Osteoporosis is a disease that causes bones to weaken and become thin and fragile. The process takes place over a period of decades, robbing bones of needed calcium and strength. One out of every two women and one out of every eight men over the age of 50 will have an osteoporosis-related fracture during their lifetimes. Recovery from osteoporosis-related fractures can be long and complex, with the potential for life-threatening complications. Fortunately, by taking key steps now you can significantly decrease your risk of developing osteoporosis.

Those who are at risk include:

  • Women, especially those past menopause, or those who go through menopause early
  • People with thin or small frames, or with a weight under 127 lbs.
  • People who don’t consume many dairy products or calcium-rich foods
  • People who don’t exercise regularly, or at all
  • Men with low testosterone
  • People who smoke tobacco
  • People on certain medications that can cause bone loss
  • People who drink more than two alcoholic beverages per day
  • People with family histories of osteoporosis

Understanding Osteoporosis

The bone loss caused by osteoporosis usually occurs without any symptoms; this is why osteoporosis is called the “silent disease.” People often learn they have osteoporosis after a minor fall or other incident that causes a bone fracture. Even the simple act of bending, lifting or jumping can cause an osteoporosis-related fracture. These fractures, often occurring in the spine, can be a cause of significant back pain.

If you suspect you may have osteoporosis or are at risk for this disease, you should consult your primary care physician. A bone mineral density test may be needed to determine whether you have osteoporosis.

Preventing Osteoporosis

While a diagnosis of osteoporosis usually doesn’t occur until after the age of 50, you can take important steps now as a 20, 30 or even 40 year-old, which can help you increase the strength and density of your bones. Reliant Medical Group’s Physical Therapy professionals will show you how regular exercise and nutritional supplements can help reduce your risk of osteoporosis later in life.
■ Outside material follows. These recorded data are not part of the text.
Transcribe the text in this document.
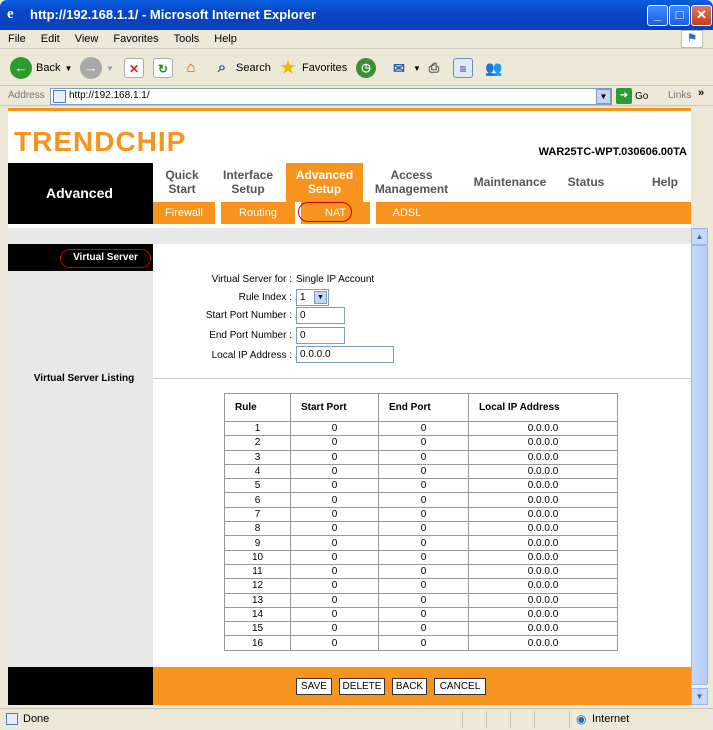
e	http://192.168.1.1/ - Microsoft Internet Explorer	_	□ ✕
File Edit View Favorites Tools Help	⚑
← Back ▼ →	▼	✕	↻	⌂	⌕ Search ★ Favorites	◷	✉	▼ ⎙	≡	👥
Address	http://192.168.1.1/	▼	➜ Go Links »
TRENDCHIP	WAR25TC-WPT.030606.00TA
Advanced
Quick
Start
Interface
Setup
Advanced
Setup
Access
Management	Maintenance	Status	Help
Firewall	Routing	NAT	ADSL
Virtual Server
Virtual Server Listing
Virtual Server for : Single IP Account
Rule Index : 1	▼
Start Port Number : 0
End Port Number : 0
Local IP Address : 0.0.0.0
Rule	Start Port	End Port	Local IP Address
1	0	0	0.0.0.0
2	0	0	0.0.0.0
3	0	0	0.0.0.0
4	0	0	0.0.0.0
5	0	0	0.0.0.0
6	0	0	0.0.0.0
7	0	0	0.0.0.0
8	0	0	0.0.0.0
9	0	0	0.0.0.0
10	0	0	0.0.0.0
11	0	0	0.0.0.0
12	0	0	0.0.0.0
13	0	0	0.0.0.0
14	0	0	0.0.0.0
15	0	0	0.0.0.0
16	0	0	0.0.0.0
SAVE	DELETE	BACK	CANCEL
▲
▼
Done	◉ Internet
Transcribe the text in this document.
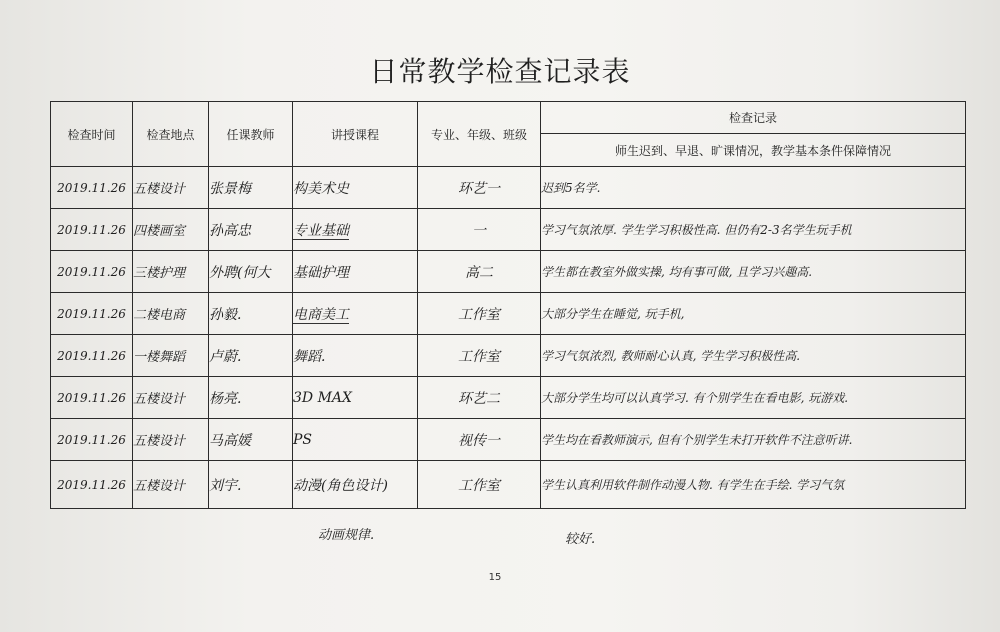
日常教学检查记录表
检查时间	检查地点	任课教师	讲授课程	专业、年级、班级	检查记录
					师生迟到、早退、旷课情况，教学基本条件保障情况
2019.11.26	五楼设计	张景梅	构美术史	环艺一	迟到5名学.
2019.11.26	四楼画室	孙高忠	专业基础	一	学习气氛浓厚. 学生学习积极性高. 但仍有2-3名学生玩手机
2019.11.26	三楼护理	外聘(何大	基础护理	高二	学生都在教室外做实操, 均有事可做, 且学习兴趣高.
2019.11.26	二楼电商	孙毅.	电商美工	工作室	大部分学生在睡觉, 玩手机,
2019.11.26	一楼舞蹈	卢蔚.	舞蹈.	工作室	学习气氛浓烈, 教师耐心认真, 学生学习积极性高.
2019.11.26	五楼设计	杨亮.	3D MAX	环艺二	大部分学生均可以认真学习. 有个别学生在看电影, 玩游戏.
2019.11.26	五楼设计	马高媛	PS	视传一	学生均在看教师演示, 但有个别学生未打开软件不注意听讲.
2019.11.26	五楼设计	刘宇.	动漫(角色设计)	工作室	学生认真利用软件制作动漫人物. 有学生在手绘. 学习气氛
动画规律.	较好.
15
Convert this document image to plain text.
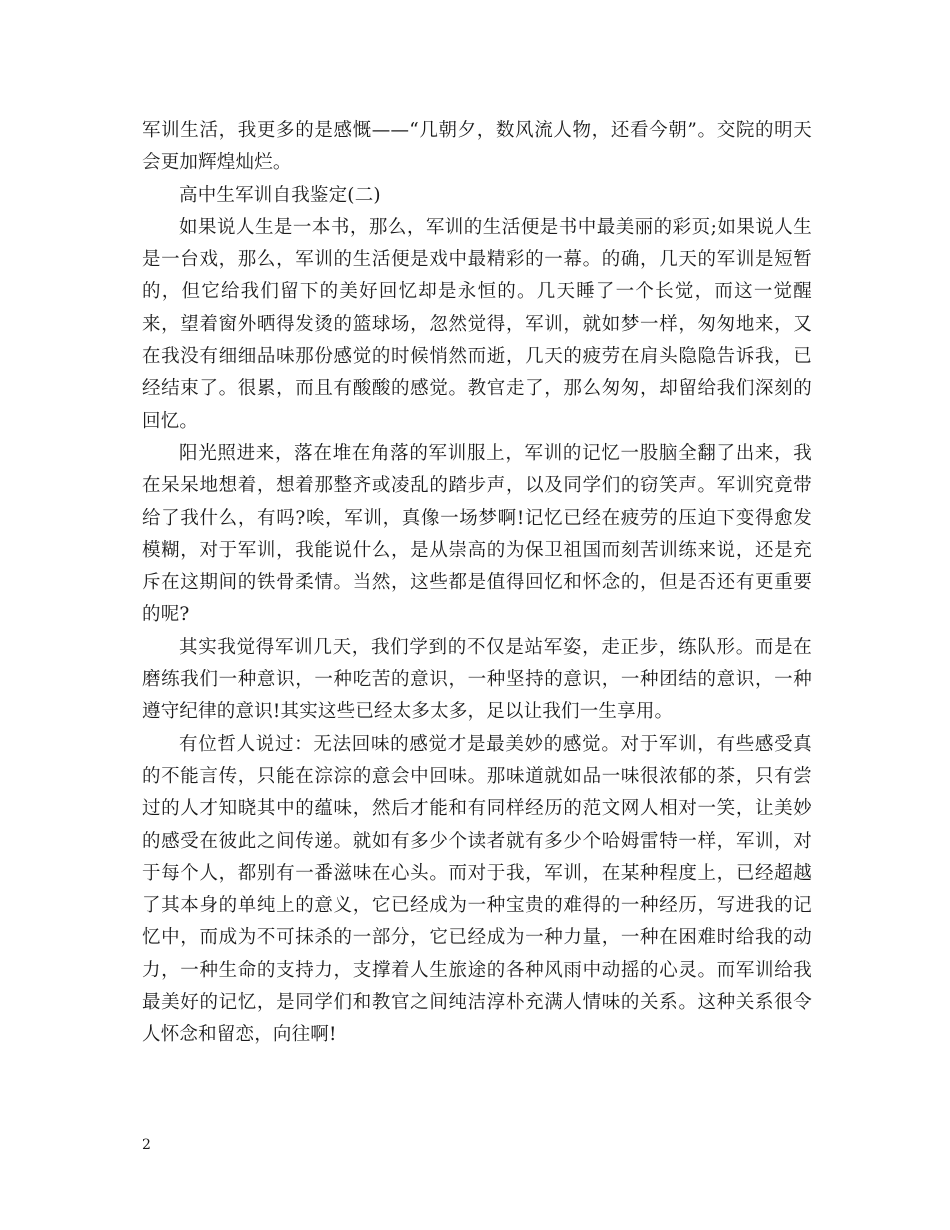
军训生活，我更多的是感慨——“几朝夕，数风流人物，还看今朝”。交院的明天会更加辉煌灿烂。

高中生军训自我鉴定(二)

如果说人生是一本书，那么，军训的生活便是书中最美丽的彩页;如果说人生是一台戏，那么，军训的生活便是戏中最精彩的一幕。的确，几天的军训是短暂的，但它给我们留下的美好回忆却是永恒的。几天睡了一个长觉，而这一觉醒来，望着窗外晒得发烫的篮球场，忽然觉得，军训，就如梦一样，匆匆地来，又在我没有细细品味那份感觉的时候悄然而逝，几天的疲劳在肩头隐隐告诉我，已经结束了。很累，而且有酸酸的感觉。教官走了，那么匆匆，却留给我们深刻的回忆。

阳光照进来，落在堆在角落的军训服上，军训的记忆一股脑全翻了出来，我在呆呆地想着，想着那整齐或凌乱的踏步声，以及同学们的窃笑声。军训究竟带给了我什么，有吗?唉，军训，真像一场梦啊!记忆已经在疲劳的压迫下变得愈发模糊，对于军训，我能说什么，是从崇高的为保卫祖国而刻苦训练来说，还是充斥在这期间的铁骨柔情。当然，这些都是值得回忆和怀念的，但是否还有更重要的呢?

其实我觉得军训几天，我们学到的不仅是站军姿，走正步，练队形。而是在磨练我们一种意识，一种吃苦的意识，一种坚持的意识，一种团结的意识，一种遵守纪律的意识!其实这些已经太多太多，足以让我们一生享用。

有位哲人说过：无法回味的感觉才是最美妙的感觉。对于军训，有些感受真的不能言传，只能在淙淙的意会中回味。那味道就如品一味很浓郁的茶，只有尝过的人才知晓其中的蕴味，然后才能和有同样经历的范文网人相对一笑，让美妙的感受在彼此之间传递。就如有多少个读者就有多少个哈姆雷特一样，军训，对于每个人，都别有一番滋味在心头。而对于我，军训，在某种程度上，已经超越了其本身的单纯上的意义，它已经成为一种宝贵的难得的一种经历，写进我的记忆中，而成为不可抹杀的一部分，它已经成为一种力量，一种在困难时给我的动力，一种生命的支持力，支撑着人生旅途的各种风雨中动摇的心灵。而军训给我最美好的记忆，是同学们和教官之间纯洁淳朴充满人情味的关系。这种关系很令人怀念和留恋，向往啊!

2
If needed, Physical Therapy may refer patients to a Reliant Medical Group Nutrition Education Specialist for a consultation.

Your initial visit to Physical Therapy will consist of:

  • A comprehensive evaluation looking at range of motion, strength, flexibility, balance and functional activity level
  • A safety checklist for your home
  • Information regarding dietary guidelines and recommended daily allowances for calcium and vitamin D
  • Education to gain an understanding of osteoporosis and osteopenia (low bone mineral density), and how best to slow their progression
  • Recommendations and instructions on a specific home exercise program with emphasis on resistance training

Don’t let osteoporosis be a limiting factor in doing the things in life that you enjoy. Ask your doctor for a Physical Therapy referral to learn all that you can about how to effectively prevent this “silent disease.”